Without clarity, the crisis becomes self-perpetuating, feeding mistrust and eroding legitimacy.
What Comes Next?
The military council has promised a transition but provided no timeline, no roadmap, and no guarantee that electoral results will ever be restored.
Given the destruction or disappearance of key materials, verifying the true vote may already be impossible.
The more this drags on, the more Guinea-Bissau risks entering a prolonged state of disputed authority—a hybrid limbo where neither democratic rule nor overt military rule is fully asserted.
What emerges may not be a coup regime, but a political settlement negotiated in the shadows — one that bypasses both constitutional order and voters’ will.

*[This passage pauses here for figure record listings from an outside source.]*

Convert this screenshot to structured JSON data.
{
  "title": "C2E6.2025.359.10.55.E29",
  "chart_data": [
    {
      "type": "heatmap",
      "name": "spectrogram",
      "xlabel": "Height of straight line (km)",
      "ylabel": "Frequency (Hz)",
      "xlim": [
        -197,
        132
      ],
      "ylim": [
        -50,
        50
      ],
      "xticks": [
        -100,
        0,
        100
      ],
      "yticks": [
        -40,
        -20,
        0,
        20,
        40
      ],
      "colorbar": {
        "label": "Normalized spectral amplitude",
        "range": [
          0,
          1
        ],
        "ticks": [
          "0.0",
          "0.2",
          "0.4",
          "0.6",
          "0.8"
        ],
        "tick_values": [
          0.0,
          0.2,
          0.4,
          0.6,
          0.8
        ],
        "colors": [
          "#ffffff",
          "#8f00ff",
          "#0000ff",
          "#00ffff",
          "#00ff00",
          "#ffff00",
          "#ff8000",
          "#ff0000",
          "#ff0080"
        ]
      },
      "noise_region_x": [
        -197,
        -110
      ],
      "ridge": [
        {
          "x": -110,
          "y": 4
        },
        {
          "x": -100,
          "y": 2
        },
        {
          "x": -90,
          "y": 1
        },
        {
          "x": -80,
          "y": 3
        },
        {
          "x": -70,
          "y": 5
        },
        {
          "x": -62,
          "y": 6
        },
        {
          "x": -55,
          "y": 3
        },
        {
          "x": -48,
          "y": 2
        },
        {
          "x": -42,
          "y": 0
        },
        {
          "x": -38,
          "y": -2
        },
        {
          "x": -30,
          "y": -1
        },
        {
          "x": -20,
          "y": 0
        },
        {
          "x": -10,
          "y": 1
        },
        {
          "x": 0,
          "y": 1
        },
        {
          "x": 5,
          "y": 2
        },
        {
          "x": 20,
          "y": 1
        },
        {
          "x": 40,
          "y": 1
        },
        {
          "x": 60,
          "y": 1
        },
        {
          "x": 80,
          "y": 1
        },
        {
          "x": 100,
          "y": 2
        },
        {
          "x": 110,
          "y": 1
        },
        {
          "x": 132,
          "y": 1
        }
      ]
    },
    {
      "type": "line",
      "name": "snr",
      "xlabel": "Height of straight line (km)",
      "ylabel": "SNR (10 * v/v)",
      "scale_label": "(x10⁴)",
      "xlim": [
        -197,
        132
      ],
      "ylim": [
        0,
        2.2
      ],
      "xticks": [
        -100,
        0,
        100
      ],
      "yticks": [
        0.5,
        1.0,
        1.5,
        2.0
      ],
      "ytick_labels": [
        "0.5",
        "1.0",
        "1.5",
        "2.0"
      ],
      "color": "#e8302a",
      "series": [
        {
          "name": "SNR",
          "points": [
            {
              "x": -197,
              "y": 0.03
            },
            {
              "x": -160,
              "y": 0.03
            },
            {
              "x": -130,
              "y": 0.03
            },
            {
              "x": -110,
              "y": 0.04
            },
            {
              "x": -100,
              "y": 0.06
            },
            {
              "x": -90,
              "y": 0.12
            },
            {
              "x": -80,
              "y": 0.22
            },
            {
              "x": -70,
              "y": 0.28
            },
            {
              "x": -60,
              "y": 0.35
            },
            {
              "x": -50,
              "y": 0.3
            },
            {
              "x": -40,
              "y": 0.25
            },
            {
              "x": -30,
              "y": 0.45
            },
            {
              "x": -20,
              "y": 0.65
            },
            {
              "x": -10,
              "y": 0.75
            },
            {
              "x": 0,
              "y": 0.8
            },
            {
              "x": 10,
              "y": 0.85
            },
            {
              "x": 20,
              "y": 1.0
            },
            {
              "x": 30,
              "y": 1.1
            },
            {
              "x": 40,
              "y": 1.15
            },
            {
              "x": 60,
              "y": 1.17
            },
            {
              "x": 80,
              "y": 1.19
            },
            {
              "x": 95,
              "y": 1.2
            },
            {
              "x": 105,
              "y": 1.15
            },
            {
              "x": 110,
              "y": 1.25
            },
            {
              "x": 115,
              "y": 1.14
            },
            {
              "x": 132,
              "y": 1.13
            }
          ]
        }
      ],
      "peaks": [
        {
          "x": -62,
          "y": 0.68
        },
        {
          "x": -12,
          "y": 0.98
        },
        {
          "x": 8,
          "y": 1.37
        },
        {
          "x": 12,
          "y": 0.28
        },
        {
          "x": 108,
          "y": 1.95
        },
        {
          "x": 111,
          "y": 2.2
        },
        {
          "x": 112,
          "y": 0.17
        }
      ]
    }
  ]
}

Conclusion: A Collapse Designed in Slow Motion
Guinea-Bissau’s crisis is not simply the story of a stolen election or a military takeover. It is the culmination of years of institutional erosion, executive overreach, judicial weakness, and the quiet re-politicisation of the military.
It is a reminder that in fragile democracies, power is not only seized by force — it can also be seized through ambiguity.
The tragedy is not only the seizure of ballot boxes, but the possibility that the real results—the people’s choice—may never be known.
Guinea-Bissau now stands as a case study in how democracies collapse not always with tanks, but with silence, disappearing documents, and engineered uncertainty.